ISRAEL: Researchers see Tunisia as a textbook revolution
Revolutions seem to take place all of a sudden, but usually they don't really come out of the blue. Whether religious, political or economic reasons are behind upheaval, it often reflects a long process that reached a tipping point and a window of opportunity.
The time must be right but the ground must be ripe, too. In this context, an Israeli research group suggests Tunisia's was a textbook revolution. Not in the sense that it was a perfect storm or that it followed a certain formula -- no two revolutions are the same -- but in the sense that it may actually have begun in school textbooks.
The Institute for Monitoring Peace and Cultural Tolerance in School Education (IMPACT-SE) is a group that conducts in-depth studies of school curriculum throughout the Middle East, checking hundreds of books per country and they way they teach about tolerance and peace.
A comprehensive study of the Tunisian curriculum, completed in 2009 and presented before the European parliament, found that education in Tunisia cultivates equality and is much more progressive in teaching tolerance than any other Arab country.

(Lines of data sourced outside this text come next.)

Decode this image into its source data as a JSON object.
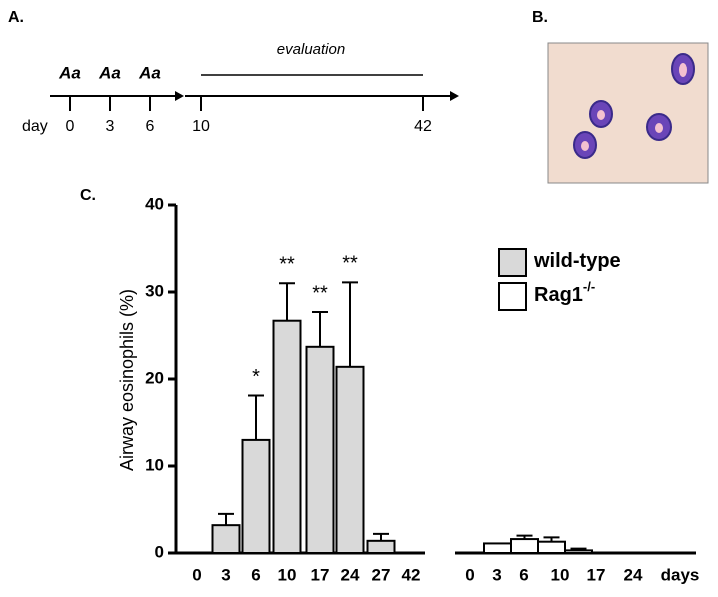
{
  "panels": {
    "a": "A.",
    "b": "B.",
    "c": "C."
  },
  "timeline": {
    "doses": [
      "Aa",
      "Aa",
      "Aa"
    ],
    "day_label": "day",
    "days": [
      0,
      3,
      6,
      10,
      42
    ],
    "evaluation": "evaluation"
  },
  "chart_data": {
    "type": "bar",
    "ylabel": "Airway eosinophils (%)",
    "ylim": [
      0,
      40
    ],
    "yticks": [
      0,
      10,
      20,
      30,
      40
    ],
    "x_unit": "days",
    "series": [
      {
        "name": "wild-type",
        "color": "#d9d9d9",
        "categories": [
          "0",
          "3",
          "6",
          "10",
          "17",
          "24",
          "27",
          "42"
        ],
        "values": [
          0,
          3.2,
          13,
          26.7,
          23.7,
          21.4,
          1.4,
          0
        ],
        "errors": [
          null,
          1.3,
          5.1,
          4.3,
          4,
          9.7,
          0.8,
          null
        ],
        "annotations": [
          null,
          null,
          "*",
          "**",
          "**",
          "**",
          null,
          null
        ]
      },
      {
        "name": "Rag1",
        "name_superscript": "-/-",
        "color": "#ffffff",
        "categories": [
          "0",
          "3",
          "6",
          "10",
          "17",
          "24"
        ],
        "values": [
          0,
          1.1,
          1.6,
          1.3,
          0.3,
          0
        ],
        "errors": [
          null,
          null,
          0.4,
          0.5,
          0.2,
          null
        ],
        "annotations": [
          null,
          null,
          null,
          null,
          null,
          null
        ]
      }
    ]
  }
}
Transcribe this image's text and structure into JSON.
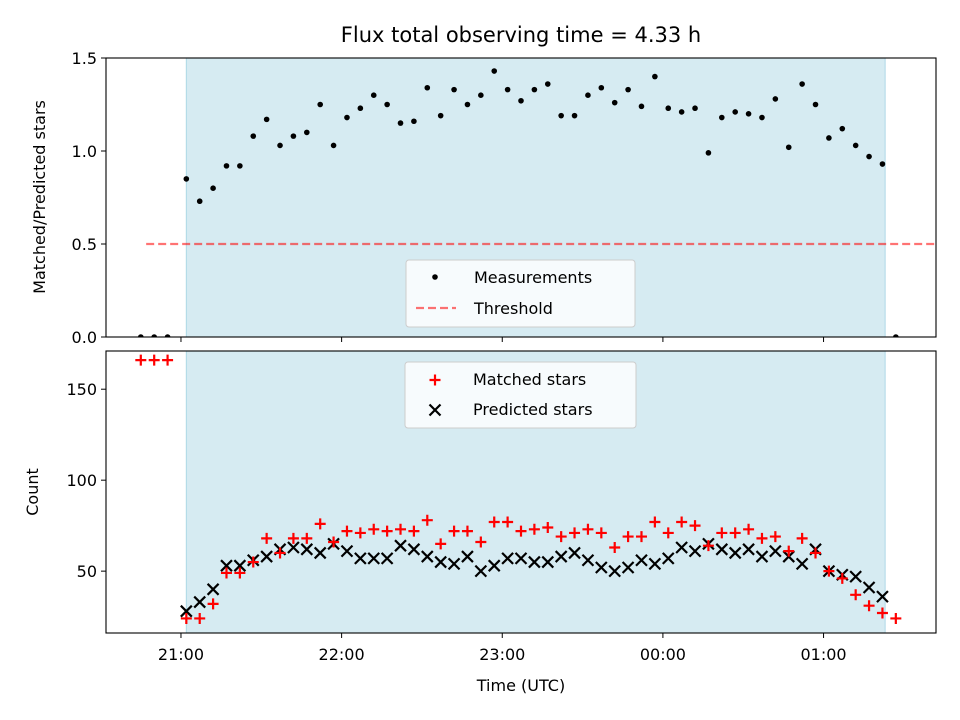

But it wasn't always so, says Yohanan Manor, a retired Jewish Agency official and political scientist who established the research group a decade ago. According to Manor, Tunisia began instituting educational reform in the mid-1990s, when Zine el Abidine ben Ali (who was overthrown last month) appointed a political opponent as minister of education. Mohamed Charfi, who died a few years ago, was a lawyer and longtime human rights leader in Tunisia and a fierce critic of Ben Ali, in particular concerning human rights issues.
The now-deposed president had placed Charfi in charge of the education ministry, maybe so that he could keep an eye on him but also because Ben Ali was interested in letting the rights leader implement his agenda, which was separating religion and state, Manor said, noting that the issue is a longstanding one in Tunisian history.